Too much value and capital are being “amassed” in the data centre sector, according to Andrew Coombs, chief executive of FTSE 250-listed business parks owner and operator Sirius Real Estate.

Speaking at Lockton’s Industrial & Logistics Seminar yesterday (30 June), Coombs said his firm was planning to “stay as far away as we possibly get” from data centre development, fearing the market was becoming overheated.

He said the recent hype around AI and data centres was reminiscent of the dot-com boom of the late 1990s and the period just before the global financial crisis in 2007-08. In both events, there had been a “shift away from companies making profit and underlying cashflow” towards companies being “valued on how many users and customers they had”, Coombs added.

A study by consultancy Barbour ABI, published last summer, revealed there were 94 data centres under construction in the UK, worth a combined £36.4bn.
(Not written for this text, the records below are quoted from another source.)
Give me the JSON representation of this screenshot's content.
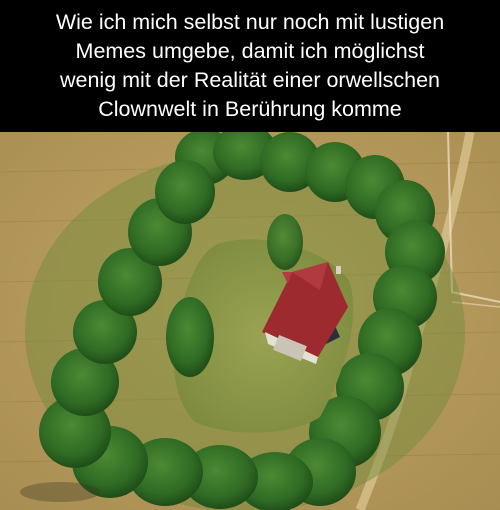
{
  "caption": {
    "text": "Wie ich mich selbst nur noch mit lustigen\nMemes umgebe, damit ich möglichst\nwenig mit der Realität einer orwellschen\nClownwelt in Berührung komme"
  },
  "colors": {
    "caption_background": "#000000",
    "caption_text": "#ffffff",
    "field": "#b59a5e",
    "trees": "#2f6b24",
    "lawn": "#8e9a4c",
    "roof": "#9c2a2e"
  },
  "photo": {
    "icons": [
      "tree-hedge-ring",
      "cabin-red-roof",
      "dirt-path",
      "fence"
    ]
  }
}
Coombs said: “The values of data centres, some of them not even built yet, are going up 50%, but what happens if that goes down by 20%, 25% or 30%? That to me is really worrying, because the time from now to delivery is many years away.”

In the meantime, he said, alternative ways of delivering data centres, such as building them under the sea, might emerge.

“Too much value and capital are being amassed around this thing [data centres],” said Coombs. “If this collapses, goes wrong or devalues by a material amount, I think you’ve got a similar event to the previous two events.”

He said that Sirius was actively targeting the defence manufacturing sectors in the UK and Germany instead.

“We believe where there is strong and urgent demand that requires industrial property you want to be in that sector, because that’s where people can solve problems with their wallets,” he added.